While our findings support the preliminary notion that fear-avoidance beliefs could adversely influence functional levels in patients following ACLR, it is well established that fear-avoidance beliefs play a significant role in the development of chronic disability in patients with low-back pain. Fear-avoidance behaviors can exacerbate pain intensity and pain-related disability [19, 20] and lead to deconditioning and less effective coping strategies [21]. For patients with elevated fear-avoidance beliefs, reducing fear of reinjury becomes a rehabilitation goal that is achieved through patient education and graded exercise prescription [22]. The results of this study, as well as others, suggest that research efforts should be made in determining the effect of interventions geared toward addressing fear-avoidance beliefs in patients following ACLR on factors such as reinjury rates and disability levels.

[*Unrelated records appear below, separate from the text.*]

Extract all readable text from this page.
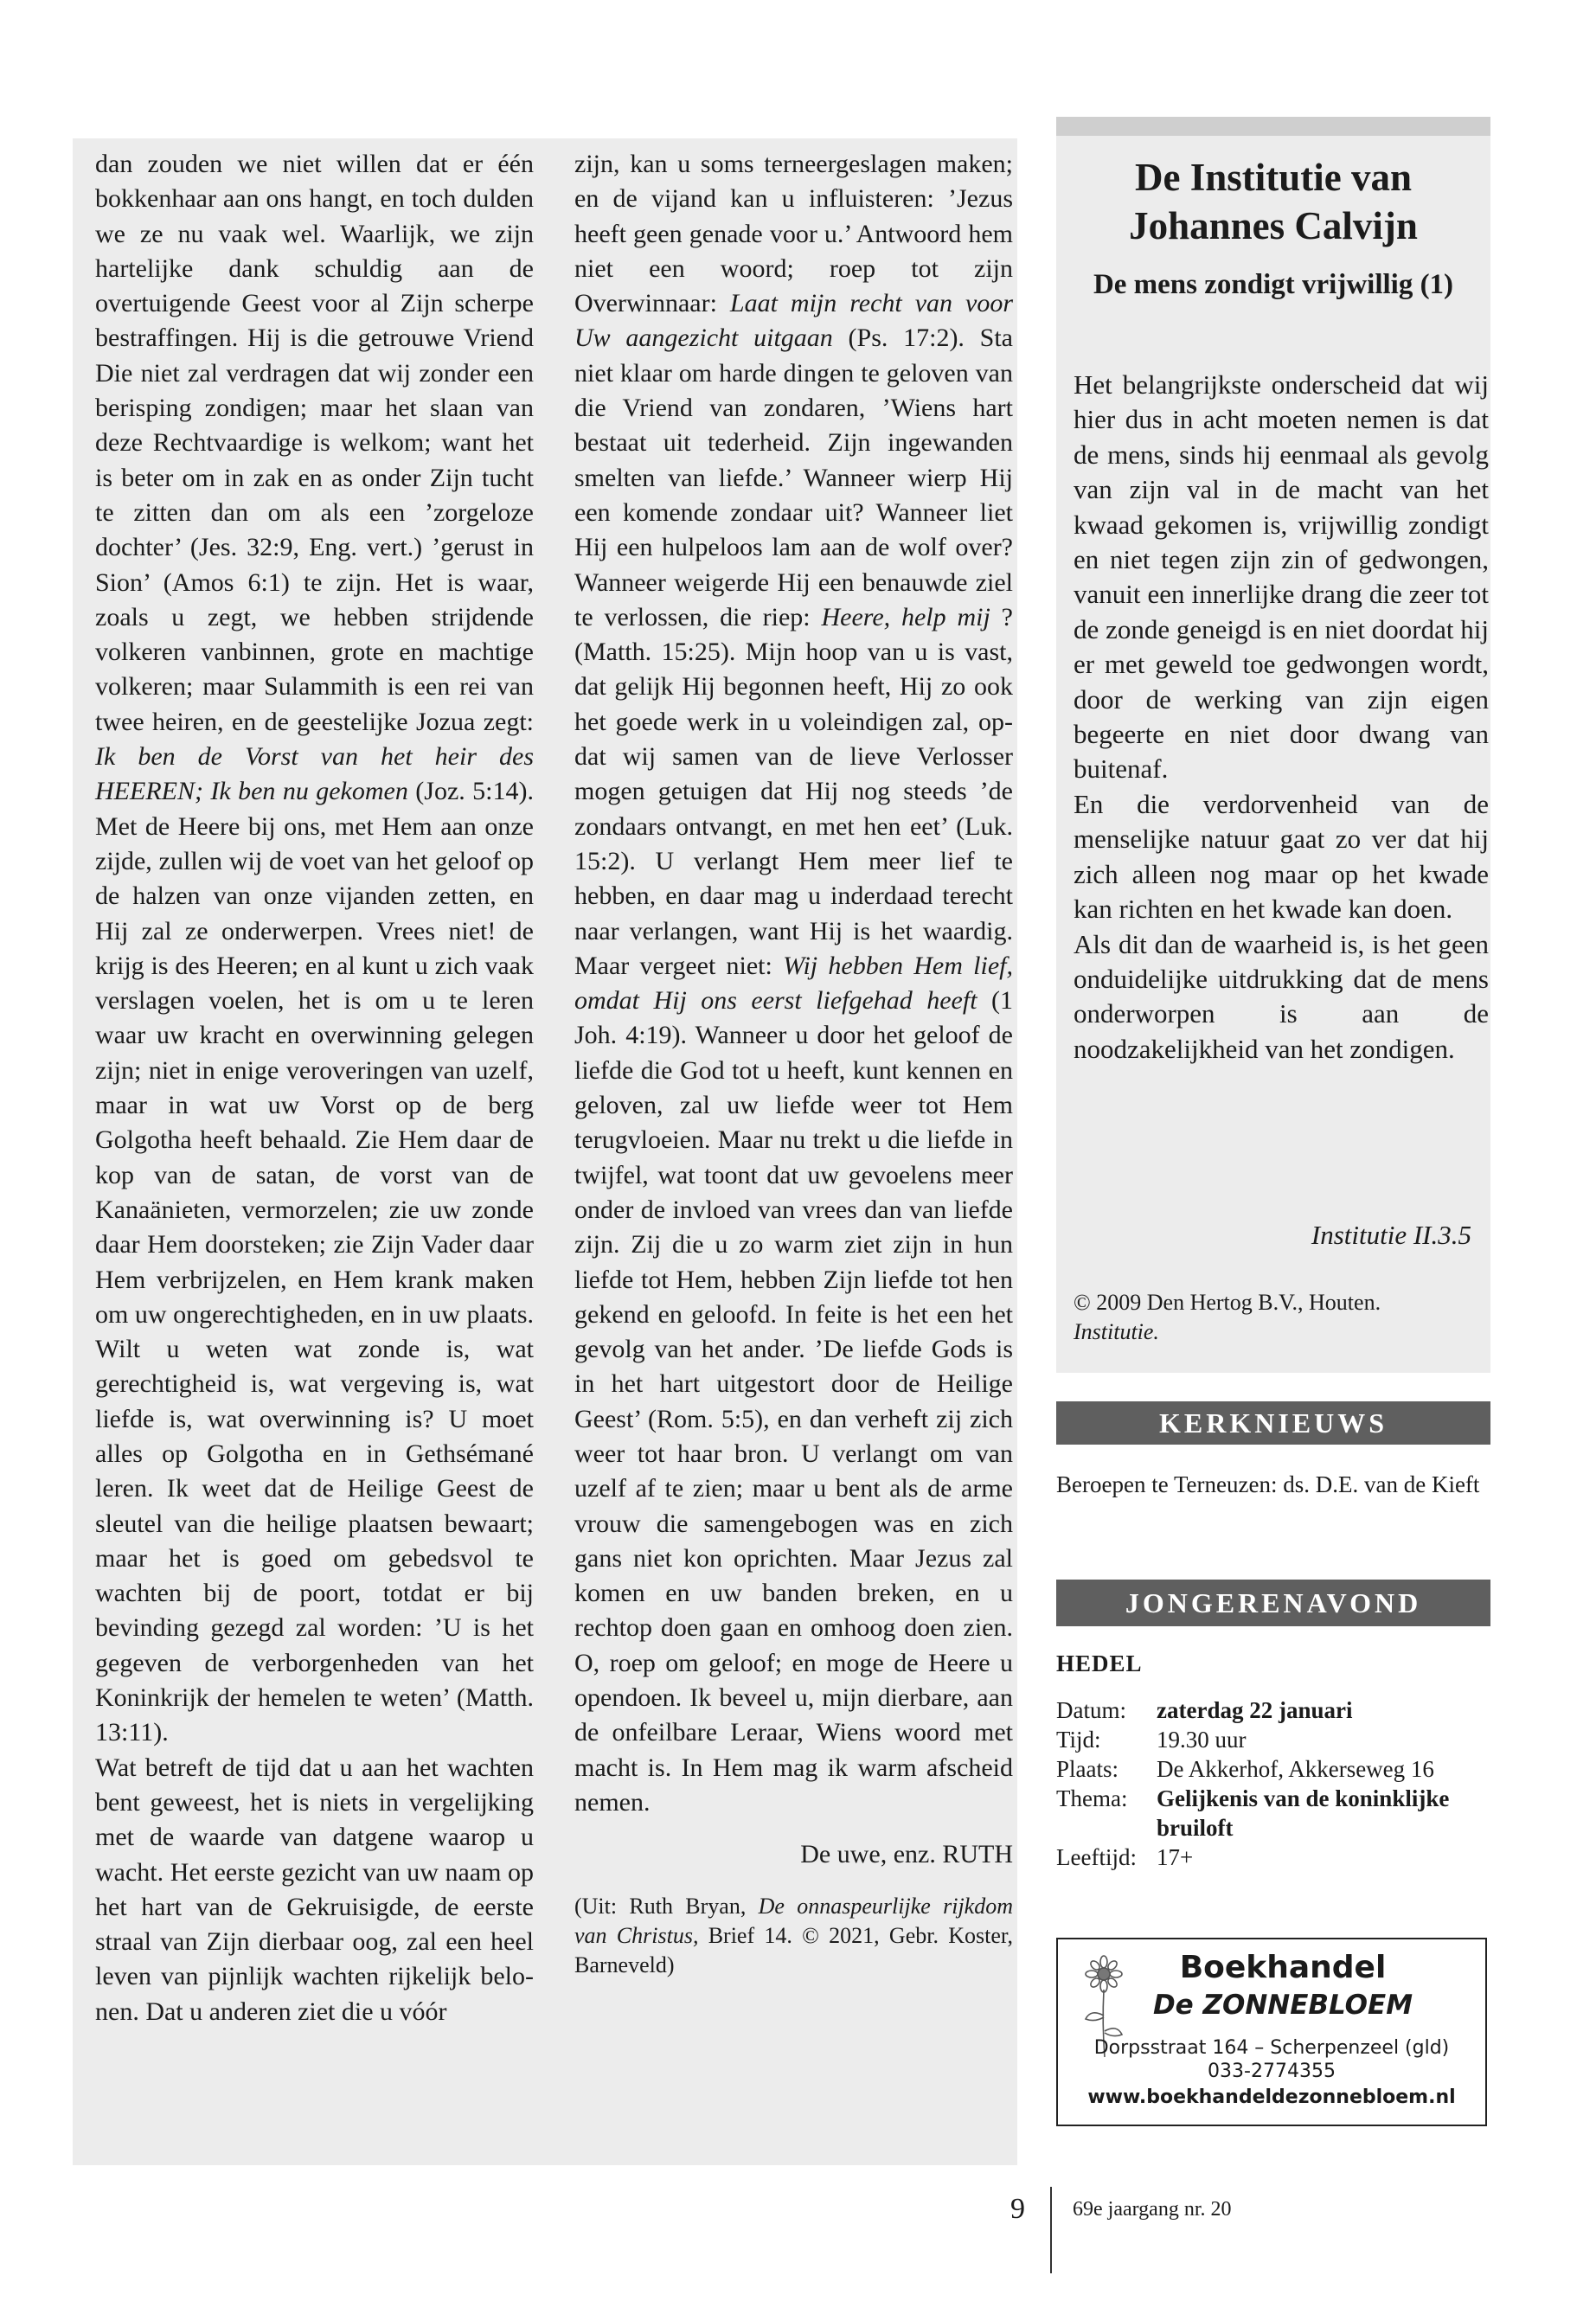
dan zouden we niet willen dat er één bokkenhaar aan ons hangt, en toch dulden we ze nu vaak wel. Waarlijk, we zijn hartelijke dank schuldig aan de overtuigende Geest voor al Zijn scherpe bestraffingen. Hij is die getrouwe Vriend Die niet zal verdragen dat wij zonder een berisping zondigen; maar het slaan van deze Rechtvaardige is welkom; want het is beter om in zak en as onder Zijn tucht te zitten dan om als een ’zorgeloze dochter’ (Jes. 32:9, Eng. vert.) ’gerust in Sion’ (Amos 6:1) te zijn. Het is waar, zoals u zegt, we hebben strijdende volkeren vanbinnen, grote en machtige volkeren; maar Sulammith is een rei van twee heiren, en de geestelijke Jozua zegt: Ik ben de Vorst van het heir des HEEREN; Ik ben nu gekomen (Joz. 5:14). Met de Heere bij ons, met Hem aan onze zijde, zullen wij de voet van het geloof op de halzen van onze vijanden zetten, en Hij zal ze onderwerpen. Vrees niet! de krijg is des Heeren; en al kunt u zich vaak verslagen voelen, het is om u te leren waar uw kracht en overwinning gelegen zijn; niet in enige veroveringen van uzelf, maar in wat uw Vorst op de berg Golgotha heeft behaald. Zie Hem daar de kop van de satan, de vorst van de Kanaänieten, vermorzelen; zie uw zonde daar Hem doorsteken; zie Zijn Vader daar Hem verbrijzelen, en Hem krank maken om uw ongerechtigheden, en in uw plaats. Wilt u weten wat zonde is, wat gerechtigheid is, wat vergeving is, wat liefde is, wat overwinning is? U moet alles op Golgotha en in Gethsémané leren. Ik weet dat de Heilige Geest de sleutel van die heilige plaatsen bewaart; maar het is goed om gebedsvol te wachten bij de poort, totdat er bij bevinding gezegd zal worden: ’U is het gegeven de verborgenheden van het Koninkrijk der hemelen te weten’ (Matth. 13:11).

Wat betreft de tijd dat u aan het wachten bent geweest, het is niets in vergelijking met de waarde van datgene waarop u wacht. Het eerste gezicht van uw naam op het hart van de Gekruisigde, de eerste straal van Zijn dierbaar oog, zal een heel leven van pijnlijk wachten rijkelijk belonen. Dat u anderen ziet die u vóór

zijn, kan u soms terneergeslagen maken; en de vijand kan u influisteren: ’Jezus heeft geen genade voor u.’ Antwoord hem niet een woord; roep tot zijn Overwinnaar: Laat mijn recht van voor Uw aangezicht uitgaan (Ps. 17:2). Sta niet klaar om harde dingen te geloven van die Vriend van zondaren, ’Wiens hart bestaat uit tederheid. Zijn ingewanden smelten van liefde.’ Wanneer wierp Hij een komende zondaar uit? Wanneer liet Hij een hulpeloos lam aan de wolf over? Wanneer weigerde Hij een benauwde ziel te verlossen, die riep: Heere, help mij ? (Matth. 15:25). Mijn hoop van u is vast, dat gelijk Hij begonnen heeft, Hij zo ook het goede werk in u voleindigen zal, opdat wij samen van de lieve Verlosser mogen getuigen dat Hij nog steeds ’de zondaars ontvangt, en met hen eet’ (Luk. 15:2). U verlangt Hem meer lief te hebben, en daar mag u inderdaad terecht naar verlangen, want Hij is het waardig. Maar vergeet niet: Wij hebben Hem lief, omdat Hij ons eerst liefgehad heeft (1 Joh. 4:19). Wanneer u door het geloof de liefde die God tot u heeft, kunt kennen en geloven, zal uw liefde weer tot Hem terugvloeien. Maar nu trekt u die liefde in twijfel, wat toont dat uw gevoelens meer onder de invloed van vrees dan van liefde zijn. Zij die u zo warm ziet zijn in hun liefde tot Hem, hebben Zijn liefde tot hen gekend en geloofd. In feite is het een het gevolg van het ander. ’De liefde Gods is in het hart uitgestort door de Heilige Geest’ (Rom. 5:5), en dan verheft zij zich weer tot haar bron. U verlangt om van uzelf af te zien; maar u bent als de arme vrouw die samengebogen was en zich gans niet kon oprichten. Maar Jezus zal komen en uw banden breken, en u rechtop doen gaan en omhoog doen zien. O, roep om geloof; en moge de Heere u opendoen. Ik beveel u, mijn dierbare, aan de onfeilbare Leraar, Wiens woord met macht is. In Hem mag ik warm afscheid nemen.

De uwe, enz. RUTH

(Uit: Ruth Bryan, De onnaspeurlijke rijkdom van Christus, Brief 14. © 2021, Gebr. Koster, Barneveld)

De Institutie van Johannes Calvijn
De mens zondigt vrijwillig (1)

Het belangrijkste onderscheid dat wij hier dus in acht moeten nemen is dat de mens, sinds hij eenmaal als gevolg van zijn val in de macht van het kwaad gekomen is, vrijwillig zondigt en niet tegen zijn zin of gedwongen, vanuit een innerlijke drang die zeer tot de zonde geneigd is en niet doordat hij er met geweld toe gedwongen wordt, door de werking van zijn eigen begeerte en niet door dwang van buitenaf.

En die verdorvenheid van de menselijke natuur gaat zo ver dat hij zich alleen nog maar op het kwade kan richten en het kwade kan doen.

Als dit dan de waarheid is, is het geen onduidelijke uitdrukking dat de mens onderworpen is aan de noodzakelijkheid van het zondigen.

Institutie II.3.5
© 2009 Den Hertog B.V., Houten.
Institutie.
KERKNIEUWS
Beroepen te Terneuzen: ds. D.E. van de Kieft
JONGERENAVOND
HEDEL
Datum:	zaterdag 22 januari
Tijd:	19.30 uur
Plaats:	De Akkerhof, Akkerseweg 16
Thema:	Gelijkenis van de koninklijke bruiloft
Leeftijd: 17+
Boekhandel
De ZONNEBLOEM
Dorpsstraat 164 – Scherpenzeel (gld)
033-2774355
www.boekhandeldezonnebloem.nl
9 69e jaargang nr. 20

There are limitations to this study that are worth mentioning. First, the study population was not homogeneous. We pooled subjects with history of single ACLR with subjects with history of revision ACLR into the analysis, and these groups may differ in their ability to successfully return to high activity levels following surgery, with revision ACLR being associated with lower activity levels [23], presumably due to both physical and psychological factors. Second, this study design did not include a follow-up evaluation after subjects were initially assessed. Follow-up evaluations would be needed to determine if the patients in this study experienced diminished fear-avoidance beliefs over time and if diminished fear-avoidance beliefs were associated with improved functional performance in activities of daily living and sports and decreased reinjury rates. Third, the FABQ was our only measure of psychological impairment. Further research should assess the influence of other psychological variables (i.e., depression, anxiety, heightened concern about illness, anger) on functional levels in patients following ACLR. Fourth, caution should be used in generalizing these results to other patient populations who may return to different activity levels following different types of knee surgery. All subjects in this study were enrolled in a military academy and had initially undergone ACLR in which a bone–patellar tendon–bone autograft was used. Additionally, subjects participated in similar supervised rehabilitation programs and returned to similar activity levels following surgery, which involved mandatory participation in intramural athletics and military training.

The results of this study indicated that fear-avoidance beliefs explained a significant amount of the variance in functional performance levels in activities of daily living and sports in patients following ACLR, even after controlling for injury-related variables and physical impairment measures. It is recommended that future research efforts determine the influence of demographic data (i.e., age, gender) and interventions geared toward addressing fear-avoidance beliefs in patients following ACLR. An emphasis should also be placed on ensuring that these interventions are implemented, as fear-avoidance beliefs are not consistently addressed despite clinicians acknowledging fear of reinjury as the main injury-related psychological concern following injury [10].